One of the speakers in today’s encouragement is Deshauna Barber, the titleholder of Miss USA 2016, a motivational speaker, a teacher at Howard University and CEO of non-government organisation Service Women’s Action Network.

Before these accomplishments, Barber was commissioned as a quartermaster officer and logistics commander in the U.S. Army Reserve as a Captain and worked as an IT analyst for the United States Department of Commerce.

When Barber was 19 years old, she worked at a Target retail store where she was once approached by a white woman who would later turn out to be a pageant coach. The pageant coach asked Barber, “Were you born in this country?” Barber felt offended. Little did she know the reason behind it. The question wasn’t asked because of her skin colour or race, instead, it was because of her beauty that Barber herself didn’t recognise at the time.

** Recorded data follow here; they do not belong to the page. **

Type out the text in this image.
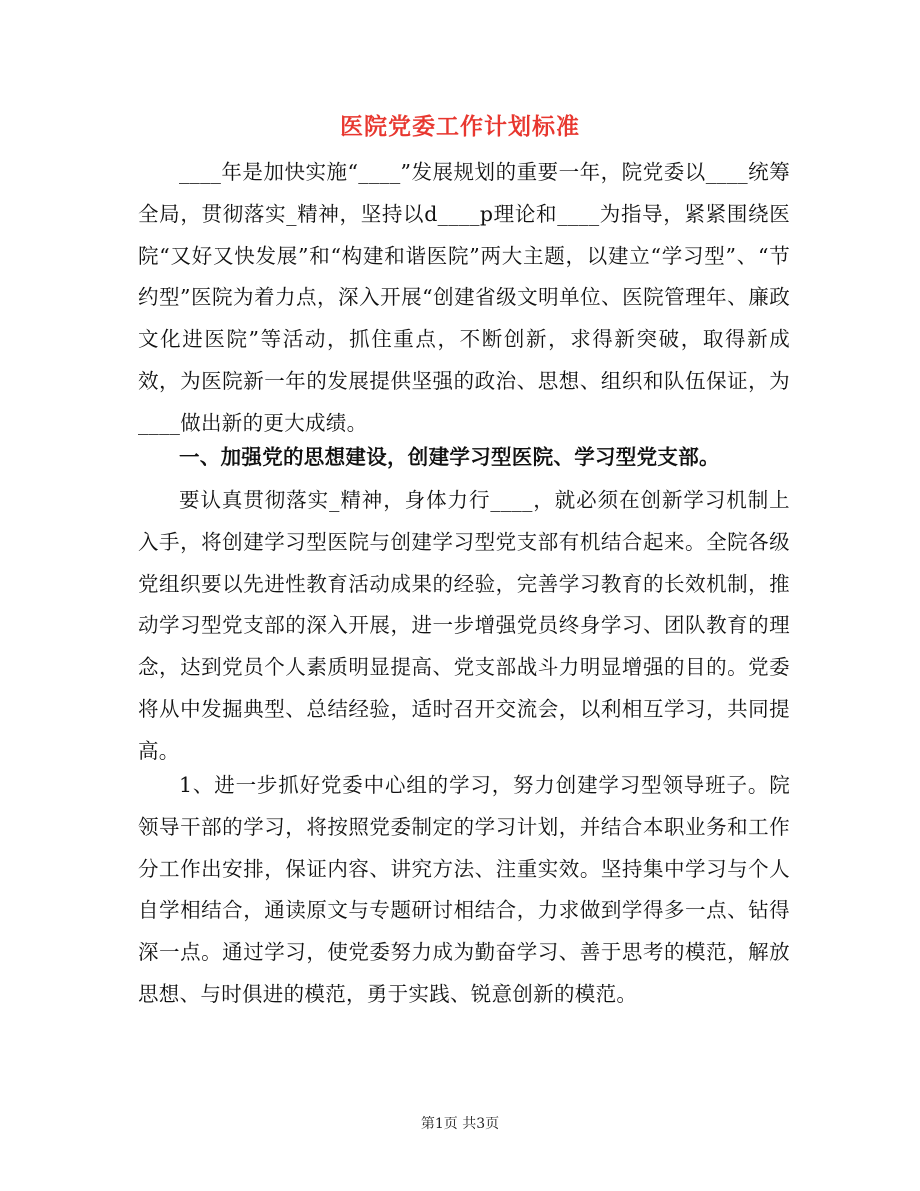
医院党委工作计划标准
____年是加快实施“____”发展规划的重要一年，院党委以____统筹全局，贯彻落实_精神，坚持以d____p理论和____为指导，紧紧围绕医院“又好又快发展”和“构建和谐医院”两大主题，以建立“学习型”、“节约型”医院为着力点，深入开展“创建省级文明单位、医院管理年、廉政文化进医院”等活动，抓住重点，不断创新，求得新突破，取得新成效，为医院新一年的发展提供坚强的政治、思想、组织和队伍保证，为____做出新的更大成绩。
一、加强党的思想建设，创建学习型医院、学习型党支部。
要认真贯彻落实_精神，身体力行____，就必须在创新学习机制上入手，将创建学习型医院与创建学习型党支部有机结合起来。全院各级党组织要以先进性教育活动成果的经验，完善学习教育的长效机制，推动学习型党支部的深入开展，进一步增强党员终身学习、团队教育的理念，达到党员个人素质明显提高、党支部战斗力明显增强的目的。党委将从中发掘典型、总结经验，适时召开交流会，以利相互学习，共同提高。
1、进一步抓好党委中心组的学习，努力创建学习型领导班子。院领导干部的学习，将按照党委制定的学习计划，并结合本职业务和工作分工作出安排，保证内容、讲究方法、注重实效。坚持集中学习与个人自学相结合，通读原文与专题研讨相结合，力求做到学得多一点、钻得深一点。通过学习，使党委努力成为勤奋学习、善于思考的模范，解放思想、与时俱进的模范，勇于实践、锐意创新的模范。
第1页 共3页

The pageant coach asked her more questions, and by this time Barber was already frustrated. “What do you want ma’am,” she asked the woman.

The pageant coached shocked her by saying, “I think you are the most beautiful girl I have ever seen, and I think you could be the next Miss USA.” The statement was hilarious to Barber when she heard it – Army brats don’t do pageants.

However, the coach was convincing enough that Barber met her the following day in a Starbucks coffee shop. Also, there to greet her was a high stack of pageant books. That’s when it all happened.

Three months later, Barber competed in her first pageant and lost. She went back in the second year and lost again. She went back the third, fourth, fifth and sixth time and lost. By this time, Barber’s motivation for success in the pageant was non-existent, so much so she called her coach frustrated.

“You told me I could have won!”

Her coach pushed her some more and told her to keep working. By this time, most people would have already quit. What made the situation 10 times worse was that her pageant coach died after succumbing to leukaemia in June 2015.

Six months later, in December 2015, Barber won Miss District of Colombia, USA.

Six months after that, in June 2016, she became the first soldier to win Miss USA.

It doesn’t matter how many times you have tried and failed. No one ever said hard work only brings success. Hard work brings failure too, but that isn’t grounds to give up, it’s grounds to rise and start over — start over a different way until you succeed.

In Barber’s words, “do not fear failure, but be terrified of regret, as giving up is the birth of regret”.